A época extraterrestre Dampier não foi um mero acaso. Na temporada seguinte, em 1969-70, voltou a repetir a façanha com números assustadoramente consistentes: 198 triplos marcados em 548 tentativas (36,1%). São números que estão longe das épocas excêntricas James Harden em Houston (1028 tentados em 2018-19), mas muito semelhantes daquilo que está a fazer esta época: Harden está nesta altura com uma média de 2.4 triplos marcados em 7.0 tentativas por jogo.

Como se percebe pela época de Les Salvage e pelos números de Dampier, a ABA percebeu rapidamente a vantagem que a linha de três pontos poderia dar no jogo. A utilização do lançamento triplo na liga foi bem mais imediata do que na NBA, onde este lançamento demorou mais a entrar no arsenal das equipas, como evidenciam os números apresentados acima.

Apesar da maior preponderância do triplo na ABA, nenhum jogador se aproximou dos registos de Dampier nas restantes seis épocas da liga. O próprio Lou reduziu o volume de tentativas a partir da quarta temporada, à medida que assumia outro papel no conjunto dos Kentucky Colonels.

Com a chegada de Dan Issel em 1970-71, Dampier desceu de 26,0 pontos por jogo para 18,5, deixando as maiores despesas de marcação de pontos para o recém-chegado. Na época seguinte, chegou Artis Gilmore, completando a espinha dorsal da equipa que foi a três finais da ABA, vencendo o título de 1975.

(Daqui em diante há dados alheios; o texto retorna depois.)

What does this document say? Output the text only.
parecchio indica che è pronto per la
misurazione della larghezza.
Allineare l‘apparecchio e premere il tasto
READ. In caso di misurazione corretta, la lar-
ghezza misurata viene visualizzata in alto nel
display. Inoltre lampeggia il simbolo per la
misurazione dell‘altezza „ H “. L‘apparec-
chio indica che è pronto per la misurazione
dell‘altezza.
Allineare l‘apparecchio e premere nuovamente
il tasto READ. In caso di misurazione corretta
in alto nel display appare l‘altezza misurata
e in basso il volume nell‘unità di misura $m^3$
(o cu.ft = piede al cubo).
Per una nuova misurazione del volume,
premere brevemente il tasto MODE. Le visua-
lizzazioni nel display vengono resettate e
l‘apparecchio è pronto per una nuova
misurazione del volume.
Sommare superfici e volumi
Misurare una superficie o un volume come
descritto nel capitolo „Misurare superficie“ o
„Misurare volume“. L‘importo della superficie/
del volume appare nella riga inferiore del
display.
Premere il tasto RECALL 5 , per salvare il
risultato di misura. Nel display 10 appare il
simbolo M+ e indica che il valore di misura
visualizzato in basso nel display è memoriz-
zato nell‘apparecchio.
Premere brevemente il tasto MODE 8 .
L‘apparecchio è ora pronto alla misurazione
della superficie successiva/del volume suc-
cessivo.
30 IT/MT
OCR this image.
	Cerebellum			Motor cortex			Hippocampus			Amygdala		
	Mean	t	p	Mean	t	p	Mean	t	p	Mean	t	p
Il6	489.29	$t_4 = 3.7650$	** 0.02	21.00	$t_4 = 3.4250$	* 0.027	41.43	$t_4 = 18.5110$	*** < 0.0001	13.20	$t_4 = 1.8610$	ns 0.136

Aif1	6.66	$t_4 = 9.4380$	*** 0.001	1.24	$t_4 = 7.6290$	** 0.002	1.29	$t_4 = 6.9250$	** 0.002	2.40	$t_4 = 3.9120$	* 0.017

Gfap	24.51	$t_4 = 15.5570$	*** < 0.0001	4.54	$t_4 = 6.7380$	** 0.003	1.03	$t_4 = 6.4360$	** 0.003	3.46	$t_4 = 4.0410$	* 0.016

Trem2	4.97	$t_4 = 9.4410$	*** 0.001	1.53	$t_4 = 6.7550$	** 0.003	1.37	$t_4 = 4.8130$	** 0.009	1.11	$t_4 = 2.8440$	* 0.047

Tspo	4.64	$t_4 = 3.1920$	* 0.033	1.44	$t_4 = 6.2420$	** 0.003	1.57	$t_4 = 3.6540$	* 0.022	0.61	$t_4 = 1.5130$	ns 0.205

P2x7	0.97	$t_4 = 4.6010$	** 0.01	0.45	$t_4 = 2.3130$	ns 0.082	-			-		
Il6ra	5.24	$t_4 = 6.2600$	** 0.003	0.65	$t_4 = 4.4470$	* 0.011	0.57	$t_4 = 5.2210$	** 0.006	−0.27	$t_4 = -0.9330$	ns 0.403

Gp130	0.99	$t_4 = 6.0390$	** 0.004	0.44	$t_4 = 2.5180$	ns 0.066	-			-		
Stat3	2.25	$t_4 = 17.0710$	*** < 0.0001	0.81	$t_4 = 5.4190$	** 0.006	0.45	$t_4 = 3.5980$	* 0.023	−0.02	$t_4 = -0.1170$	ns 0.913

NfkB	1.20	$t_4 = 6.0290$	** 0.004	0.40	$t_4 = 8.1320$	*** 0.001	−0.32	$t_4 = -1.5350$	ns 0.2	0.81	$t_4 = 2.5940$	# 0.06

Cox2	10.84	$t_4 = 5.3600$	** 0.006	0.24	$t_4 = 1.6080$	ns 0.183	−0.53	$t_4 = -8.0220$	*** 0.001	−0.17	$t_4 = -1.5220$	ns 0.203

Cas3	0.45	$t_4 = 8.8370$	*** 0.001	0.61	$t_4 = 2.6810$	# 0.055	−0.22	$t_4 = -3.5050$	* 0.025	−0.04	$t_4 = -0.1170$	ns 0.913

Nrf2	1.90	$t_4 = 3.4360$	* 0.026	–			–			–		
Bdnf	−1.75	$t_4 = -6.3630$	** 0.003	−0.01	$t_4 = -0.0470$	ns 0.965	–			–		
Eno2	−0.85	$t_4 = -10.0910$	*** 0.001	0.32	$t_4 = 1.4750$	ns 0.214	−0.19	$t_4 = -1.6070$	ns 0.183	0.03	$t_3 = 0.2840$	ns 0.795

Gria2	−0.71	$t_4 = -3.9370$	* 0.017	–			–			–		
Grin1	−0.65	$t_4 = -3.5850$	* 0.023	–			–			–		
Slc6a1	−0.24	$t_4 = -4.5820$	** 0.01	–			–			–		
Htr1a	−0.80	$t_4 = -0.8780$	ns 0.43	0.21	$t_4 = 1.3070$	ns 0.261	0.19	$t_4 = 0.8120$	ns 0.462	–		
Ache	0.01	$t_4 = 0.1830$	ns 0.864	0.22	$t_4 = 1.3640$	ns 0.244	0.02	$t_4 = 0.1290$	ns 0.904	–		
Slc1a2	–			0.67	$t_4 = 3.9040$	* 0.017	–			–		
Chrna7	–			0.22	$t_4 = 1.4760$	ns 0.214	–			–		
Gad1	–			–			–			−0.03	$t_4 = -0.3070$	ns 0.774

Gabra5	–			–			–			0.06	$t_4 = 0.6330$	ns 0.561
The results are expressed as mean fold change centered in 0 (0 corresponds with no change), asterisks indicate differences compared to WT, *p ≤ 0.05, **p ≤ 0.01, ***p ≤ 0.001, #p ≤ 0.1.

Neste contexto, Dampier passou a assumir um papel primário de organizador de jogo e só depois pensava em marcar. Os momentos cruciais da partida, porém, eram o seu momento. Segundo Hubie Brown, treinador dos Colonels no ano do título e lendário comentador da NBA, Dampier terá marcado nove (!) game-winners na temporada de 1974-75.

Na NBA, depois da fusão com a ABA, Dampier já estava na fase descendente da carreira e deixou de poder recorrer ao lançamento exterior para tirar vantagem: a junção das duas ligas aconteceu em 1976, mas a NBA não quis adoptar a linha de três pontos, que só foi introduzida em 1979-80 – logo após Lou se reformar.

O impacto do alcance de Dampier era, no entanto, inegável. No livro Loose Balls: The Short, Wild Life of the American Basketball Association, Hubie Brown relata a sua singularidade enquanto jogador e o quão à frente do seu tempo estava.

“Quando treinava o Dampier, desenhei uma jogada para que ele lançasse de três pontos no contra-ataque. Ele levava a bola e, em vez de atacar o cesto para a passada, lançava a partir do drible da linha de três pontos – a percentagem de lançamento dele era boa a esse ponto, especialmente numa jogada assim, em que não estava a forçar o lançamento e tinha tempo para se preparar. Tínhamos jogadas de reposição de bola para ele lançar de três. Era um lançador notável”, recorda.

E ainda acrescenta sobre uma das “lendas” da ABA: “O Louie Dampier era um bom jogador que usou os três pontos para se tornar excelente. Era um daqueles jogadores que seria como um Mark Price, um base pequeno, mas inteligente que era capaz de te bater a partir do lançamento ou do passe. É uma pena que tenha passado a carreira toda na ABA, porque muito pouca gente dá valor ao que ele conseguiu alcançar”.

Hubie Brown tem toda a razão no que diz. Apesar disso, Dampier foi reconhecido pelo Naismith Hall of Fame, integrando a turma de 2015 – coincidência ou não, logo a seguir ao primeiro título dos Golden State Warriors de Stephen Curry.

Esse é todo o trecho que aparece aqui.